Editorial: CWRU’s student employment system doesn’t treat students fairly

Editorial Board

Many students at Case Western Reserve University work jobs on campus, whether that be for federal work-study purposes or otherwise. However, the student employment system at CWRU is essentially inadequate, and most students are not paid enough. 

If you’ve ever had to use Human Capital Management (HCM), you know how difficult the entire payment system is. The website regularly does not work and can take multiple tries to get past the login page. Furthermore, if you want to access payment records or hours in between semesters, HCM will not let you log in unless you are actively working at CWRU. While that isn’t the biggest problem, it is still inconvenient—especially when it comes to checking and confirming payment records. However, navigating through the HCM website is just the beginning of student employment issues.
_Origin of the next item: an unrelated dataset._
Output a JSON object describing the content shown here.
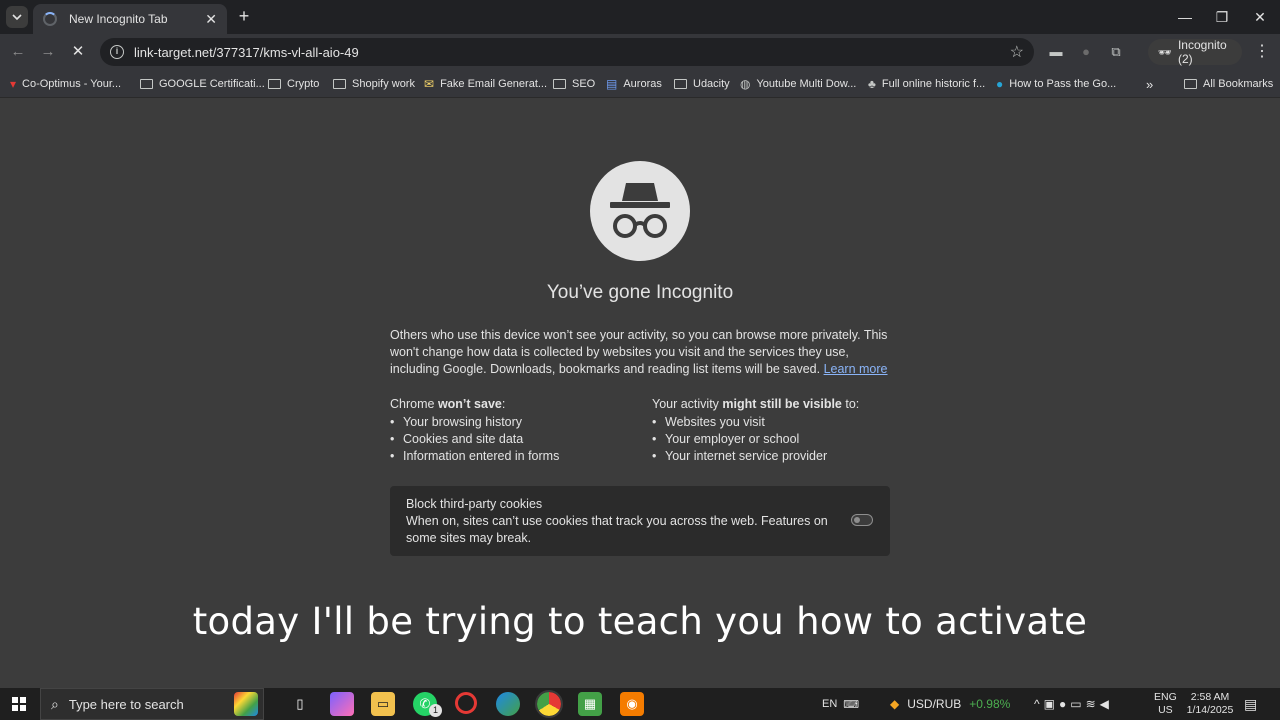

When a CWRU employer first hires a student, they have to fill out a hire form and other new hire documents and have it processed before they are able to start working on campus. However, after turning in those forms and verifying your identification in person, it takes weeks or even months to process. On average, the Office of Student Employment takes about a month to process those forms, but that’s an entire month when a student cannot work in their new place of employment. Additionally, if you have already worked on campus before, or are being rehired for the year, it still takes at least a month for that simplified form to be processed. By taking an incredibly long time to complete the hiring process, the Office of Student Employment hinders students from getting paid sooner.

Furthermore, the HCM payment schedule and system is inadequate. It takes a long time before your hours are actually sent to payroll after your hiring process is approved. Therefore, you can have weeks of supervisor-approved hours not sent to payroll. And that’s without any egregious error on their part—there are instances where students are not paid for a majority of the semester, and their supervisor has to remind HCM that their student needs payment. When student employees do get paid, they get paid at the midpoint and the last day of the month—which in and of itself is fine since biweekly payments are not abnormal for jobs. However, approved hours sent to payroll are cut off around 12 or 13 days before the next payment date. So for instance, the next payroll date is on Nov. 30, but the approval cutoff date is on Nov. 17, which is almost two weeks before the actual payment. Essentially, hours are backlogged, meaning many students are not getting enough or timely payment on each pay date. If there is such a large gap between approved hours being sent to payroll and the pay date, then students should be getting paid on a weekly basis to offset that gap. In addition, if CWRU is not capable of giving payments on a weekly basis, then the cutoff date for approved hours submission to payroll should be closer to the actual payment date. Students rely on their on-campus jobs for groceries, rent, financial aid and much more—a problematic payment system for CWRU’s on-campus jobs makes it so that students cannot depend on their work for their basic necessities.

While the university’s payment system is flawed, the amount students are getting paid is even more concerning. Ohio’s current minimum wage is $9.30 per hour—or $4.65 per hour for tipped employees. According to CWRU’s Student Employment Handbook, undergraduate wages start at $9.20 and can go up to $13.90. For graduate wages, the range is $10.45 to $18.30. While federally a $15 minimum wage has not been passed, Ohio’s minimum wage is not a living wage. CWRU should not be following Ohio’s minimum wage standards.

It’s clear that the Office of Student Employment does not have the resources to process everything in a timely manner, which negatively impacts students. However, that’s not necessarily the fault of the office, as CWRU has been known to have staffing shortages across their administrative departments. There are several areas CWRU can dedicate more resources and funds to, but student employment is definitely one that deserves high priority. Our wellbeing at this university depends on it.